Everyone laughed. It happened now and then at a homicide — the tension had to snap. But as the ROC colonel was carried away, Freeman’s jaw clenched. No matter what army — when a soldier went down like that, having risked all, knowing the odds, it never failed to move him. At that moment he felt as if Wei were a son in a way that transcended time and borders. Hearing the roll of the sea, he felt that he had been with Subutai, that destiny had thrown Wei upon him to protect him — that God had used the ROC colonel as a shield and that therefore Freeman’s time had not come.
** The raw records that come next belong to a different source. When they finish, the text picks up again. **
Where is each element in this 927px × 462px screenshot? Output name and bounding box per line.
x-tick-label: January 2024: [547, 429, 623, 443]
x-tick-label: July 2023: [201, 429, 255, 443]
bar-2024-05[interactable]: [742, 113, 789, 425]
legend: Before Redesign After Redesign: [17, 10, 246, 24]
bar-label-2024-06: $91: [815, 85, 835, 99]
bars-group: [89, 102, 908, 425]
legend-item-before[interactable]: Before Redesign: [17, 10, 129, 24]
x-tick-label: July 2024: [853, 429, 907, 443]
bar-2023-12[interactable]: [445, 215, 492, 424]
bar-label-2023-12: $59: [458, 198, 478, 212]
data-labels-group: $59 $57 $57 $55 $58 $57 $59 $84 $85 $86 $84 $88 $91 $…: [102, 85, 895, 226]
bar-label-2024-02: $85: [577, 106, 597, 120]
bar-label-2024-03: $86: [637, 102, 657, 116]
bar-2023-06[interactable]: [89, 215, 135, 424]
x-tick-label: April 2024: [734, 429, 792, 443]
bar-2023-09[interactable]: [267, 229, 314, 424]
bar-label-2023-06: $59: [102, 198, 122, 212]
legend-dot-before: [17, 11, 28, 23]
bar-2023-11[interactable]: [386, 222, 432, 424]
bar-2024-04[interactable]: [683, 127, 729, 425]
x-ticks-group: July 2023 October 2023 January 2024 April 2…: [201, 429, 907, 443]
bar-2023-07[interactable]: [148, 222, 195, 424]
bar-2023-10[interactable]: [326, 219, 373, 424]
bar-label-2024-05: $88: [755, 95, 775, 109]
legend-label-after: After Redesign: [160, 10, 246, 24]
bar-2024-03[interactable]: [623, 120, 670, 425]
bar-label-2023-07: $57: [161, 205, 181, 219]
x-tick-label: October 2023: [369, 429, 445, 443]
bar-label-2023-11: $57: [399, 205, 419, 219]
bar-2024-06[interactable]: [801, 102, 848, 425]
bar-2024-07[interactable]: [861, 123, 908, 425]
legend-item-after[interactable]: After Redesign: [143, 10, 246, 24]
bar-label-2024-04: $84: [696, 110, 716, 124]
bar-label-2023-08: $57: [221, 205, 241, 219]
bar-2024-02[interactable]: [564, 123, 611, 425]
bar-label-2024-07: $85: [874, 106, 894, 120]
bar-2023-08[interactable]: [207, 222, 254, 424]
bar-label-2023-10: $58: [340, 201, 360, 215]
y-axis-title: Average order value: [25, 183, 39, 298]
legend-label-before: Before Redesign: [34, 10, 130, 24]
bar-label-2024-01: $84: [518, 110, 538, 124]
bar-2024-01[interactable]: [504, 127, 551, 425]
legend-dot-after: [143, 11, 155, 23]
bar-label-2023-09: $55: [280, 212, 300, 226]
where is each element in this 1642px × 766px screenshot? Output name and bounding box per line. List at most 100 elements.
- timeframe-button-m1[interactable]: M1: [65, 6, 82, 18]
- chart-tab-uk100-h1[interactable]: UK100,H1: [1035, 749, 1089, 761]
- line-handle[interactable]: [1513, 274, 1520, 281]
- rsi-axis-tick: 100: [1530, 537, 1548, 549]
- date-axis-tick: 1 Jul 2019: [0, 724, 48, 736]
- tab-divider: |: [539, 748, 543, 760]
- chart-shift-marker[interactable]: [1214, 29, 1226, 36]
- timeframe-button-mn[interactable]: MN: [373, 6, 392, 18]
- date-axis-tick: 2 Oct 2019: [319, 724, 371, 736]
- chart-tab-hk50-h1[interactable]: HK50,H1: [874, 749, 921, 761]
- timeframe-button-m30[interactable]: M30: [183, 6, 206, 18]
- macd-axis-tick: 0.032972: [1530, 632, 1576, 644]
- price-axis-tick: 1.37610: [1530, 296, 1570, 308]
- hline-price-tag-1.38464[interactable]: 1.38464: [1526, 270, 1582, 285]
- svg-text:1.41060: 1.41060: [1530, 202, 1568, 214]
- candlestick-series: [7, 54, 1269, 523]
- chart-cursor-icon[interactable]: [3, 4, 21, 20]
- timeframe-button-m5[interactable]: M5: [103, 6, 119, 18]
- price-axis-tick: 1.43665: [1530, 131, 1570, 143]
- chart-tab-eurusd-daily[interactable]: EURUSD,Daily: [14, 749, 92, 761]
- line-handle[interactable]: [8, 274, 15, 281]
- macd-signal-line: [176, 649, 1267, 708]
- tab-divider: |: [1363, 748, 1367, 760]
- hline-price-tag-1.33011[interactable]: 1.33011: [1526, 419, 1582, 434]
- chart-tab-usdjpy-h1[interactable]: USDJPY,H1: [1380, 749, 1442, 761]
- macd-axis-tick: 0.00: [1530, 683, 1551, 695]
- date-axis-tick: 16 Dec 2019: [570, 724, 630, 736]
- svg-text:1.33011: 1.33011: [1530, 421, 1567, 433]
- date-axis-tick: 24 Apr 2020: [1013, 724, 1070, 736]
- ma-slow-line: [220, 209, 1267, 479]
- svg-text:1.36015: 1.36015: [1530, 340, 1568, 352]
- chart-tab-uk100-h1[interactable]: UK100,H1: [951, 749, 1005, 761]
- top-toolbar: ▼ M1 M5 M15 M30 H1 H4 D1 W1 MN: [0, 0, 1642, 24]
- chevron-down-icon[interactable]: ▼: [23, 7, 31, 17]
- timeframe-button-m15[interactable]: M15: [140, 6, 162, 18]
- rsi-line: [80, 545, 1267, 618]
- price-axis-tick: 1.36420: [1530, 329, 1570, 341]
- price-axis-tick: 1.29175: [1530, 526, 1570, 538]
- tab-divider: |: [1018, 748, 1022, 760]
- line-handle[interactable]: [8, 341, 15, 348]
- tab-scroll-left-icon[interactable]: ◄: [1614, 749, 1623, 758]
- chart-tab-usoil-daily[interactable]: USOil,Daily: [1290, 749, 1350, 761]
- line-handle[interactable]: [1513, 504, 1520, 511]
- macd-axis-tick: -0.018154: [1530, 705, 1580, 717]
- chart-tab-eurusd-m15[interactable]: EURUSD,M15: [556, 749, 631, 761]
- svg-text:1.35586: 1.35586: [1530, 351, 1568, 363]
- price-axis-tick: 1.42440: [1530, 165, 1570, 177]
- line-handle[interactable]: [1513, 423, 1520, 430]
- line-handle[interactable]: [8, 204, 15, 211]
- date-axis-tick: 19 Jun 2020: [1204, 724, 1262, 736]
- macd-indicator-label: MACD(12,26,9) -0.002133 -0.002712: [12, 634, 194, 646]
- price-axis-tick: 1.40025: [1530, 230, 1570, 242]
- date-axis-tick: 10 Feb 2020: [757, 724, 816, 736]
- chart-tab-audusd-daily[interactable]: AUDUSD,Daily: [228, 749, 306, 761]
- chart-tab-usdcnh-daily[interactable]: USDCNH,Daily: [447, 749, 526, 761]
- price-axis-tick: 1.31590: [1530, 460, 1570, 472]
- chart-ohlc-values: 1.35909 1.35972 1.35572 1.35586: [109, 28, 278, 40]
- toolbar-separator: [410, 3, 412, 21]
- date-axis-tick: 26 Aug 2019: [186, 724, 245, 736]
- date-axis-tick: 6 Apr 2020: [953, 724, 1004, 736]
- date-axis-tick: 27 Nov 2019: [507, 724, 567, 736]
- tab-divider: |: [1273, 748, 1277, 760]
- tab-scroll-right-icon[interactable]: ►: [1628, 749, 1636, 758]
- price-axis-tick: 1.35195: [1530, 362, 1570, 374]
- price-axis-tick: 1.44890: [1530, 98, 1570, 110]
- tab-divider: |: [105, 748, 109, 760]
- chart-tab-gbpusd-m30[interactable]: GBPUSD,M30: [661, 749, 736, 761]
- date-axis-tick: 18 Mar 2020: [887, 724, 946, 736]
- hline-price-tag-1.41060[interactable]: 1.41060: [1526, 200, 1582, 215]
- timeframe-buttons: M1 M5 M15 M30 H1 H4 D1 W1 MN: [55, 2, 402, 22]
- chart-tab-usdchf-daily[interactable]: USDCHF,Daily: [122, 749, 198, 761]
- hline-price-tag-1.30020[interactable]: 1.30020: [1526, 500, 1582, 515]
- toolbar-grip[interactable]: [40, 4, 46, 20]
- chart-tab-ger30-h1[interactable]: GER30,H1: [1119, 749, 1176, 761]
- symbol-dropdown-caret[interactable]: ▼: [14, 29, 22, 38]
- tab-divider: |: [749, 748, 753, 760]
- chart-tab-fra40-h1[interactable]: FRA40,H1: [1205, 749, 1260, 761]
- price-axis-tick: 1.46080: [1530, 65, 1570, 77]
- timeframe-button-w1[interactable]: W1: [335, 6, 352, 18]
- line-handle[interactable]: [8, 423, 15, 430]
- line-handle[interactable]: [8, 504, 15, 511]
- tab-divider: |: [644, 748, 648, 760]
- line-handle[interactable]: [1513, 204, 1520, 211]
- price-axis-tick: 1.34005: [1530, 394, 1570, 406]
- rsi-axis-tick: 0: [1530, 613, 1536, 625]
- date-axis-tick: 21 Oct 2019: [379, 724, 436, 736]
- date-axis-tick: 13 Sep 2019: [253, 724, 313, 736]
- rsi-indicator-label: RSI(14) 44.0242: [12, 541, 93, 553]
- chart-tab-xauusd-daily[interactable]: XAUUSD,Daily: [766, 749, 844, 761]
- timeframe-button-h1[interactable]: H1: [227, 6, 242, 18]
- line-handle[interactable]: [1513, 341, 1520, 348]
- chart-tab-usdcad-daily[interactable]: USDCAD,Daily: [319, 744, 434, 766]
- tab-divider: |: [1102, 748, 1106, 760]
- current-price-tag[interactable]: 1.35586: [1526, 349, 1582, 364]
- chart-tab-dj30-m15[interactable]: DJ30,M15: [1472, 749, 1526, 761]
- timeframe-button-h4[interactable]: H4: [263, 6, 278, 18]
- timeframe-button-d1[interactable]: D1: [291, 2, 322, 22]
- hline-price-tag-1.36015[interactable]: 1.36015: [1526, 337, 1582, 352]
Yet.
CHAPTER NINE
Sergeant first class Minoru Sato was fifty-two years of age, one year away from mandatory retirement in the Japanese Defense Force. The company to which he was attached was part of the Second Asahikawa Division, one of the JDF’s northern army’s four divisions. Under the constitution, the JDF did not get to take either the type-61 or -74 tank or the FH 70. Also denied them were the 155mm howitzer and the self-propelled 106mm recoilless rifle. By stretching the definition of what constituted “small arms,” the two-thousand-man JDF unit was permitted to take LAW antitank launchers and antipersonnel mines, as these came under the heading of self-defense. But for the JDF’s purposes the restrictions were not seen as any impediment to what was thought would be basically a U.N.-sanctioned observer team on a ten-by-five-mile strip of the U.N. ‘s DMZ. In any event U.S. armor and artillery were in effect “on call” should they be needed in some unforeseen circumstance. And at least the two battalions that made up the JDF force were equipped with top-of-the-line type-89 5.56mm rifles.